Heterogeneous containers were introduced in C++14 to increase performance when working with std::map
, std::set
,
std::multimap
, std::multiset
, and since C++20, their unordered_
counterparts. Before their introduction, when
working with a key in such a container, it was required to use an object of the exact key type. This could lead to costly object creations when we
would like to work with objects of compatible but different types:
std::map<std::string, int> m;
m.find("abc"); // Will convert the char const * to a std::string, maybe performing costly memory allocation
With heterogeneous containers, the previous code will not create a string
, but directly compare keys in the map with the searched
char const *
. This is a behavior you can opt-in with providing a transparent comparison method for the map.

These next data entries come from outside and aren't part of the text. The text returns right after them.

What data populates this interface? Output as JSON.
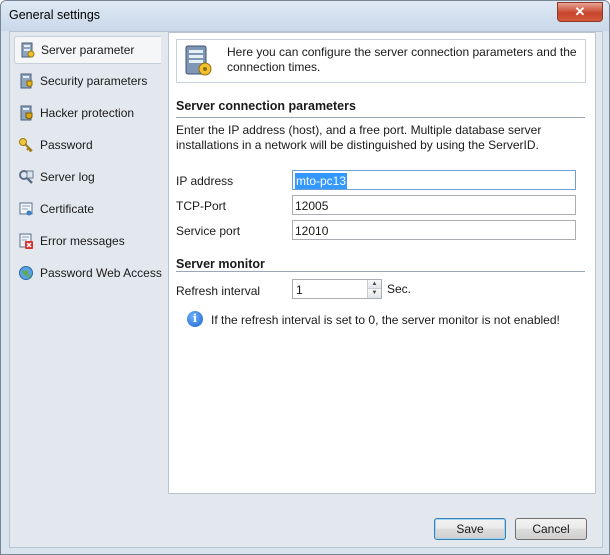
{
  "window": {
    "title": "General settings"
  },
  "sidebar": {
    "items": [
      {
        "label": "Server parameter",
        "icon": "server-icon",
        "selected": true
      },
      {
        "label": "Security parameters",
        "icon": "security-icon"
      },
      {
        "label": "Hacker protection",
        "icon": "hacker-protection-icon"
      },
      {
        "label": "Password",
        "icon": "key-icon"
      },
      {
        "label": "Server log",
        "icon": "server-log-icon"
      },
      {
        "label": "Certificate",
        "icon": "certificate-icon"
      },
      {
        "label": "Error messages",
        "icon": "error-messages-icon"
      },
      {
        "label": "Password Web Access",
        "icon": "globe-icon"
      }
    ]
  },
  "main": {
    "header_text": "Here you can configure the server connection parameters and the connection times.",
    "connection": {
      "title": "Server connection parameters",
      "description": "Enter the IP address (host), and a free port. Multiple database server installations in a network will be distinguished by using the ServerID.",
      "ip_label": "IP address",
      "ip_value": "mto-pc13",
      "tcp_label": "TCP-Port",
      "tcp_value": "12005",
      "service_label": "Service port",
      "service_value": "12010"
    },
    "monitor": {
      "title": "Server monitor",
      "refresh_label": "Refresh interval",
      "refresh_value": "1",
      "refresh_unit": "Sec.",
      "info_text": "If the refresh interval is set to 0, the server monitor is not enabled!"
    }
  },
  "buttons": {
    "save": "Save",
    "cancel": "Cancel"
  },
  "colors": {
    "accent": "#3399ff",
    "panel": "#e3e8ee",
    "close": "#c7452d"
  }
}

std::map<std::string, int, std::less<>> m; // std::less<> is transparent, std::less<anything> is not
m.find("abc"); // Will directly compare the char const* with the keys, no object conversion
A transparent comparator is one that declares a nested type named is_transparent
. It is supposed to be able to compare heterogeneous
object types, for instance in this case compare a char const *
with a string
, without performing any conversion.
What happens if it cannot? Well, if the types are convertible with each other (which is usually the case when you want to work with a heterogeneous
container), a conversion will happen, and a homogeneous comparison will be performed instead.
class MyString {
public:
operator std::string() const {return myData;} // Converts to a string
// Other functions to make the class behave correctly
private:
std::string myData;
};
bool operator==(const std::string&, const std::string&);
bool operator<(const std::string&, const std::string&);
void f() {
std::map<std::string, int, std::less<>> m;
MyString str{"abc"};
m.find(str);
}
In this case, str
will not be converted to a std::string
when calling the function find
(this function is
now a member function template). However, each time during the search when a comparison will be needed between MyString
and
std::string
, a conversion will now happen to convert str
to always the same string
. A unique conversion is
replaced by O(ln N)
conversions.
This problem appears also for the case of an unordered container for which heterogeneous lookup is enabled (available since C++20), for which
equality is used to compare elements in the same bucket (having same or close hashes):
void g() {
std::unordered_map<std::string, int, StringHash, std::equal_to<>> m;
MyString str{"abc"};
m.find(str);
}
In this case str
will not be converted to a std::string
when calling the function find
, and each element of
the bucket that corresponds to the hash of str
will be compared using homogeneous operator==
, and for each such comparison,
a conversion will now happen. The number of compared elements varies depending on the hash distribution from O(1)
(on average) to
O(N)
(in the worst case). As consequence, the performance of slow runs (when multiple hash collisions happen due to the data
distribution) is made even worse.
This rule raises an issue when a transparent lookup function of a heterogeneous container is used with a type that cannot be directly compared with
the container key type. Only standard associative containers with expensive to create key and straightforward comparison functions are considered.
Noncompliant code example
void f() {
std::map<std::string, int, std::less<>> m;
MyString str{"abc"}; // See previous definition of MyString
m.find(str); // Noncompliant, O(ln N) conversions
}
void g() {
std::unordered_map<std::string, int, StringHash, std::equal_to<>> m;
MyString str{"abc"}; // See previous definition of MyString
m.find(str); // Noncompliant, up to O(N) conversions
}
Compliant solution
Option 1: Make the container non-heterogeneous
void f() {
std::map<std::string, int> m;
MyString str{"abc"}; // See previous definition of MyString
m.find(str); // Compliant, one conversion at the start
}
void g() {
std::unordered_map<std::string, int> m;
MyString str{"abc"}; // See previous definition of MyString
m.find(str); // Compliant, one conversion at the start
}
Option 2: Provide heterogeneous comparisons
bool operator==(const MyString &s1, const std::string &s2) {/*...*/} // invoked for reversed order of arguments since {cpp}20
bool operator<(const MyString &s1, const std::string &s2) {/*...*/}
bool operator<(const std::string &s1, const MyString &s2) {/*...*/}
void f() {
std::map<std::string, int, std::less<>> m;
MyString str{"abc"}; // See previous definition of MyString
m.find(str); // Compliant, no conversion at all
}
void g() {
std::unordered_map<std::string, int, StringHash, std::equal_to<>> m;
MyString str{"abc"}; // See previous definition of MyString
m.find(str); // Compliant, no conversion for equality and possibly one for hash computation
}